Carbon–oxygen–barium Isotope Constraints on Early Cambrian Barium Cycling Recorded in a Witherite Deposit in Chongqing

The early Cambrian represents a critical transitional interval in Earth history, characterized by fluctuations in atmospheric-oceanic oxygen levels, rapid diversification of animal phyla, and widespread mineralization of critical elements. Stratiform sedimentary barium deposits are widely developed within early Cambrian strata of South China. Barite-only (BaSO4) deposits in the southern Yangtze Block have been extensively studied, whereas the witherite-dominated (BaCO3) deposits in the northern Yangtze Block remain debated with respect to their formation mechanism and the coupling between paleoenvironmental change and barium mineralization. Here we present a systematic multi-proxy investigation (major and trace elements, δ¹³Ccarb, δ¹⁸Ocarb, and δ¹³⁸Ba) of ZK603 drill core in Chengkou.

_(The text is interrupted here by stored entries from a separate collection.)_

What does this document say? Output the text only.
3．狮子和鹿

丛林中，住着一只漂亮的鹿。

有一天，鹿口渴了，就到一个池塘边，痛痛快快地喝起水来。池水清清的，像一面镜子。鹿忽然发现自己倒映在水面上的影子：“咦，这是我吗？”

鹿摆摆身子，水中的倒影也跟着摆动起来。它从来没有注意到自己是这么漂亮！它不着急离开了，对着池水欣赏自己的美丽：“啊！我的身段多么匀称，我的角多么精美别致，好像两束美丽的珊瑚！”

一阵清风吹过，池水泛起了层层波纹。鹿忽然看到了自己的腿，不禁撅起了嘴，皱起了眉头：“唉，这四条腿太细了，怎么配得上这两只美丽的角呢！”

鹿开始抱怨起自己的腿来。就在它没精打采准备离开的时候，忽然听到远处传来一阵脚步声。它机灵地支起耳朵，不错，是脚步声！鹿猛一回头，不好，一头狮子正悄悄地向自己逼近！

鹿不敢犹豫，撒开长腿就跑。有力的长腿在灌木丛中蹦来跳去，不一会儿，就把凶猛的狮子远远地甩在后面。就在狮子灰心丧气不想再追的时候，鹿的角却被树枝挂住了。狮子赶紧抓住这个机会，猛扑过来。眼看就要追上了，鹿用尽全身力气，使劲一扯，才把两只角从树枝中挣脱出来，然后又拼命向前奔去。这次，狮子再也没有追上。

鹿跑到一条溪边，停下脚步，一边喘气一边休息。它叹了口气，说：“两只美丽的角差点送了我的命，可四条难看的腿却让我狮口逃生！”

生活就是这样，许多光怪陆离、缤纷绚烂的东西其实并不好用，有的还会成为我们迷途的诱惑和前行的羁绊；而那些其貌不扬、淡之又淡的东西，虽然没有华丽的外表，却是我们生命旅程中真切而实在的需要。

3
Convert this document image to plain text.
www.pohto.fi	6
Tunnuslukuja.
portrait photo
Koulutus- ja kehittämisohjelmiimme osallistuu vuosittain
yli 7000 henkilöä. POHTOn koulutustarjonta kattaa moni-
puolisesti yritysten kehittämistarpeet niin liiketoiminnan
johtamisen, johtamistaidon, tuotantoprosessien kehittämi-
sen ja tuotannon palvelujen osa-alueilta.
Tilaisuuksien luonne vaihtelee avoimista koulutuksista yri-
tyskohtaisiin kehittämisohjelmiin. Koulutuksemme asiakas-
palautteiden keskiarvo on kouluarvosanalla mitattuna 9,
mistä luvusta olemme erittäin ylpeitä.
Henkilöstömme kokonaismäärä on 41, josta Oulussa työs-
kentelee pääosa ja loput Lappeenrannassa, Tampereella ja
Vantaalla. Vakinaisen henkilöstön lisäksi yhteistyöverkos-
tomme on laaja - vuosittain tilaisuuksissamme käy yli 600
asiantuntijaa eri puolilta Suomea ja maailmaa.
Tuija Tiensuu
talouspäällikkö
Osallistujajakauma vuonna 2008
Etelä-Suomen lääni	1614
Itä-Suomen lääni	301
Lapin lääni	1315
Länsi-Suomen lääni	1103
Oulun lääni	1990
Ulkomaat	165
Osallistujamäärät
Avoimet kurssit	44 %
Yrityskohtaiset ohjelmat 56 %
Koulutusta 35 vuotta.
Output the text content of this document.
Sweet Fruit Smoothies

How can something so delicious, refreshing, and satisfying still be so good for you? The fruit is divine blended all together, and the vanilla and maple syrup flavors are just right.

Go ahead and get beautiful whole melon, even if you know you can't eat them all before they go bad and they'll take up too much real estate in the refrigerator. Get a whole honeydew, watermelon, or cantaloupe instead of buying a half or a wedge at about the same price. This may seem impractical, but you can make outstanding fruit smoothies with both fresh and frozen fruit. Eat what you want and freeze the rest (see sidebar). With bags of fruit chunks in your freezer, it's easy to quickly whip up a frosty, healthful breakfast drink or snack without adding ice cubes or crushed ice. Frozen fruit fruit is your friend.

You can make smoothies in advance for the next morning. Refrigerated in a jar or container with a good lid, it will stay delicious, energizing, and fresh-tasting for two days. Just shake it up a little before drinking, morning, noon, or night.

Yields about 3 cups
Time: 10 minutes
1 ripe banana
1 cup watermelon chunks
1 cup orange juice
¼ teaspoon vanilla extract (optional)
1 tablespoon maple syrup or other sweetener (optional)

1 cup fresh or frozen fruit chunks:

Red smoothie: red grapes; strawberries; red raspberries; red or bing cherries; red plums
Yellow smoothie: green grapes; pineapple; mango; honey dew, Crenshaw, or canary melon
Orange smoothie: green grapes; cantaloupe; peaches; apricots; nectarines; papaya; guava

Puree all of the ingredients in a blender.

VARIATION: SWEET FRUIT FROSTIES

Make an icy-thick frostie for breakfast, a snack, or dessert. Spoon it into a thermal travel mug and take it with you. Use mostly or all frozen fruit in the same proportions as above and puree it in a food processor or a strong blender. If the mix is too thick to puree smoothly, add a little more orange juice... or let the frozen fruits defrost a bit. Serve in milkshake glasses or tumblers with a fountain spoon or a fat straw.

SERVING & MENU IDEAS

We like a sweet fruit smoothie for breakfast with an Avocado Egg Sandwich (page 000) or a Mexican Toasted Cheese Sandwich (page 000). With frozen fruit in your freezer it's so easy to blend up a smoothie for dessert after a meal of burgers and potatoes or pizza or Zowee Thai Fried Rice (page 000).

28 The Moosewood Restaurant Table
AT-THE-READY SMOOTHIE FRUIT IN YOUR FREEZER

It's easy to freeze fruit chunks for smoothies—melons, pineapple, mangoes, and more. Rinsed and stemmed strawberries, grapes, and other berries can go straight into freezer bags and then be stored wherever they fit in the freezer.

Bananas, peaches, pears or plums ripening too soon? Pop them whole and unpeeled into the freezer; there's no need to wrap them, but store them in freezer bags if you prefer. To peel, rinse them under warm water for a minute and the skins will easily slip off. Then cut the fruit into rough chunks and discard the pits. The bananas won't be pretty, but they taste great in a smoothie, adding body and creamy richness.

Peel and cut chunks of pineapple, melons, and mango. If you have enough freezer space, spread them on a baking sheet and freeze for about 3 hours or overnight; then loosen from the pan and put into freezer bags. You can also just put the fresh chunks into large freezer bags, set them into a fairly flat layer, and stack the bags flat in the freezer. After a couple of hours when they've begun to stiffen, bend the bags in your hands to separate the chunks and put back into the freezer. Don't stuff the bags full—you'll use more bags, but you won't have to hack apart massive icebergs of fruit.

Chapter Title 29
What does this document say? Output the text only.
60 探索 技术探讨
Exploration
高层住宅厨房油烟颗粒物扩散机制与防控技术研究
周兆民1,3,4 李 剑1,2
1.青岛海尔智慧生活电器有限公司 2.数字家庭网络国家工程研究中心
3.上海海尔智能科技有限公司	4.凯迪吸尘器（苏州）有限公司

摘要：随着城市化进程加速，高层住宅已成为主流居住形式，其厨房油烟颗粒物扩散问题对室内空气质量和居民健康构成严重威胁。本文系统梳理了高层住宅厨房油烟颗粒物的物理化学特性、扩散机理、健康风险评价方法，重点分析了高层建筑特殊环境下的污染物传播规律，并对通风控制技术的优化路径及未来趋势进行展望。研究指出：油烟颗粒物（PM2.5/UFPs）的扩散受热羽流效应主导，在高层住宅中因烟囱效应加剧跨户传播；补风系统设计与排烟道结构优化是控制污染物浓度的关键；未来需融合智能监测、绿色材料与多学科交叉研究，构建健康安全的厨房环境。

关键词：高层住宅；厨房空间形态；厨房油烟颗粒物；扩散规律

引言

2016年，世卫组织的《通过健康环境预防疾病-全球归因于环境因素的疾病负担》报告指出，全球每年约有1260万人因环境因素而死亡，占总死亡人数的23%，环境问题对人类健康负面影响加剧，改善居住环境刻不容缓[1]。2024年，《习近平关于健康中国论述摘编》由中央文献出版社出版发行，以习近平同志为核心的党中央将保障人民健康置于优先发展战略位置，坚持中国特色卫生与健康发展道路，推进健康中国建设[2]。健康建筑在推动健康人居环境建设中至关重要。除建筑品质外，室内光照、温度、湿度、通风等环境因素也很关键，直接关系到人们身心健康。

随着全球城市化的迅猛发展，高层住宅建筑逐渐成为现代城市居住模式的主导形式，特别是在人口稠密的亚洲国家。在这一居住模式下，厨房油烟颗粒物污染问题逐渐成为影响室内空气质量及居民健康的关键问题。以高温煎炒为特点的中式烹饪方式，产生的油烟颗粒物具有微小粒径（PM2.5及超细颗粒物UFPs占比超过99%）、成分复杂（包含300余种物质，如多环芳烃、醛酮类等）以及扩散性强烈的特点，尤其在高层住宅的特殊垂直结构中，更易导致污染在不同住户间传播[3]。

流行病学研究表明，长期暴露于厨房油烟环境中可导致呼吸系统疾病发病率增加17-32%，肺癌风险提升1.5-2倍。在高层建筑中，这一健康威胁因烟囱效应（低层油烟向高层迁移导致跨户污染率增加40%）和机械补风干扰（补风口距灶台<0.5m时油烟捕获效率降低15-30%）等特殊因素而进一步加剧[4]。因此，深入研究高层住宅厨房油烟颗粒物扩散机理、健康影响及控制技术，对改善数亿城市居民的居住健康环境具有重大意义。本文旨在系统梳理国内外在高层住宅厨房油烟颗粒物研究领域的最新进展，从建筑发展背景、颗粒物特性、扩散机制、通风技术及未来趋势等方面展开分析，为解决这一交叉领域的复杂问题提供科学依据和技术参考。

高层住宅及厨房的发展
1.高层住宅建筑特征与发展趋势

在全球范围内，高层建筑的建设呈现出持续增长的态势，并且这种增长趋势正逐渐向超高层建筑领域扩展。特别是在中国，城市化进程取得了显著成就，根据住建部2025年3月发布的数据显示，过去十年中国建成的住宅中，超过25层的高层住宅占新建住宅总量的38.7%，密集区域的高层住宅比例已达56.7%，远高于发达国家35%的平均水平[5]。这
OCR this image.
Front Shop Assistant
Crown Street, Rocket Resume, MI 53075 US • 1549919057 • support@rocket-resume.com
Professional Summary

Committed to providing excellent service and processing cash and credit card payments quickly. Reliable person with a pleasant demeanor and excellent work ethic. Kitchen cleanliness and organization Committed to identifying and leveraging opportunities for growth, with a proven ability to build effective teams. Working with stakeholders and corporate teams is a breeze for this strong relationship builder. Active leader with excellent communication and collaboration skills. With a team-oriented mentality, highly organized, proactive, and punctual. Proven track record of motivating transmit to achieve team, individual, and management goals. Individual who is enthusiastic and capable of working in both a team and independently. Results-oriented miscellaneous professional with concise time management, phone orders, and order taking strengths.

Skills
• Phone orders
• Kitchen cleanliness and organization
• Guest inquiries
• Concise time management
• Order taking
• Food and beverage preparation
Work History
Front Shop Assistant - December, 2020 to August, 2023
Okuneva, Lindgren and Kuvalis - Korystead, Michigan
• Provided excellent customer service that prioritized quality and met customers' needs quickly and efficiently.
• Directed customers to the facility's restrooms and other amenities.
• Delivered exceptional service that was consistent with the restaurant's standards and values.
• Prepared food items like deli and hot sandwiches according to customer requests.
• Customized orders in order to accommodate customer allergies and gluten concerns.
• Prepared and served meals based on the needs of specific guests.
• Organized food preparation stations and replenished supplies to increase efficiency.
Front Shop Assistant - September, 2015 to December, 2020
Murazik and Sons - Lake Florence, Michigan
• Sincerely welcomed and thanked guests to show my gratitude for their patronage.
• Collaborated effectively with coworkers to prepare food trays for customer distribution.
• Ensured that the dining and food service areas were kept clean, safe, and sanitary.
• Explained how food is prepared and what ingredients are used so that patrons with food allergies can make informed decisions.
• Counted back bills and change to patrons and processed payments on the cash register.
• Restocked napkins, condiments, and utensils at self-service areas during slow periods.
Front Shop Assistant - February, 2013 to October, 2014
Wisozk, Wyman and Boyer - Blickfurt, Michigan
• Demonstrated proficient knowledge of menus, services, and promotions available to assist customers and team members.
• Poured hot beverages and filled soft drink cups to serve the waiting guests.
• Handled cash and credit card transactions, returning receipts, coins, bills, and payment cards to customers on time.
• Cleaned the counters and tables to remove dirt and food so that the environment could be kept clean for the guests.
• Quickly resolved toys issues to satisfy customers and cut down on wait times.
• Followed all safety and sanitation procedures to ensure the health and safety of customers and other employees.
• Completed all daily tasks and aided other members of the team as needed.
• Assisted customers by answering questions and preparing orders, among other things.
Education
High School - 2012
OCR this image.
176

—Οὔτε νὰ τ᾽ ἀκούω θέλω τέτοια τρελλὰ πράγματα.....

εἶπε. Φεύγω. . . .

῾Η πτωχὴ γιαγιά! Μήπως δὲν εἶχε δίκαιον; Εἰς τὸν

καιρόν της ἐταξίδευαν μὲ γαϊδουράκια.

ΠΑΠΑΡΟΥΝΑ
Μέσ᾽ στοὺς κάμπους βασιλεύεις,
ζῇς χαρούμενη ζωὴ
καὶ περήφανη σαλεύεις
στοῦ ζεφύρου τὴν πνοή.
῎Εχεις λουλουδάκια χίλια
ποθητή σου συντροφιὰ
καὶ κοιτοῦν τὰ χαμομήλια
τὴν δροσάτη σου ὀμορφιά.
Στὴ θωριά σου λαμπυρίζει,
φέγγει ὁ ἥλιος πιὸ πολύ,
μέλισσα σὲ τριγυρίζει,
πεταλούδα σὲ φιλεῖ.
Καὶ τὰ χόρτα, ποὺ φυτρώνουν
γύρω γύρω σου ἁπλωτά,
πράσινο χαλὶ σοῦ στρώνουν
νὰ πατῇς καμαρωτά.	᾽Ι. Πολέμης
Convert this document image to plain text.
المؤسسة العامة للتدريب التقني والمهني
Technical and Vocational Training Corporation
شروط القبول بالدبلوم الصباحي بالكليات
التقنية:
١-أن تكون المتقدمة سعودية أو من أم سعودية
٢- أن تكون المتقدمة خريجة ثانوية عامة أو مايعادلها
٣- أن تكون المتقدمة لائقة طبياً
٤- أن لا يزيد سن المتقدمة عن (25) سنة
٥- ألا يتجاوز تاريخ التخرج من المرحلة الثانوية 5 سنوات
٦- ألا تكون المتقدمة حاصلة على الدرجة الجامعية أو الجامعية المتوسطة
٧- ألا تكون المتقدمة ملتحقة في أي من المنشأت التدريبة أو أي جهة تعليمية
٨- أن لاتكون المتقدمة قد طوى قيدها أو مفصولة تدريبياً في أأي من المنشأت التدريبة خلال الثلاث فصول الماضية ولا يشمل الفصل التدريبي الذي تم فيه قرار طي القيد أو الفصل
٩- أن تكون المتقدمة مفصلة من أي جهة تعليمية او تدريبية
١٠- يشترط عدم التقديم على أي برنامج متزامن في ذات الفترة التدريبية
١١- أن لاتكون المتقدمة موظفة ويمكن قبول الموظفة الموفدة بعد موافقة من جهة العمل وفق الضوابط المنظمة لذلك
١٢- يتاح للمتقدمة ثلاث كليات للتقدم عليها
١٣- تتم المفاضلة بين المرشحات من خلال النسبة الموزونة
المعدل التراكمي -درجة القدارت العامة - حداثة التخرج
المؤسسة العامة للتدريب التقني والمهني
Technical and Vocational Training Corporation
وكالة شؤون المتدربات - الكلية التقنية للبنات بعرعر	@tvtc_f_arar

BaO contents indicate that barite was deposited together with witherite in the main ore horizon. The δ¹⁸Ocarb values range from -18 to -7 ‰ and show no distinct excursion across the ore interval. In contrast, a pronounced negative carbon isotope excursion (-10 to -16 ‰) occurs within the main ore layer and recovers to ~ -12 ‰ above the ore, indicating substantial perturbations to the carbon cycle during mineralization. For carbonate fractions, δ¹³⁸Ba varies from +0.07 to +0.37 ‰ and shows no relationship with δ¹⁸Ocarb. In contrast, silicate fractions display δ¹³⁸Ba values ranging from -0.16 to +0.44 ‰ and show a moderate correlation with δ¹⁸Ocarb (R²≈ 0.39). Additionally, δ¹³Ccarb values correlate with Y/Ho ratios in both fractions (R²≈ 0.40), suggesting links between productivity changes, seawater chemistry, and barium enrichment. This study provides the first integrated C-O-Ba isotope characterization of early Cambrian witherite deposits from the Chongqing region. By combining elemental and isotopic signatures from carbonate and silicate fractions, we reconstruct redox conditions, productivity changes, and Ba cycling during mineralization. Our results highlight the role of evolving marine Ba cycling in controlling the formation of sedimentary barium deposits and demonstrate that witherite mineralization may record broader changes in early Cambrian ocean chemistry and stratified basin dynamics.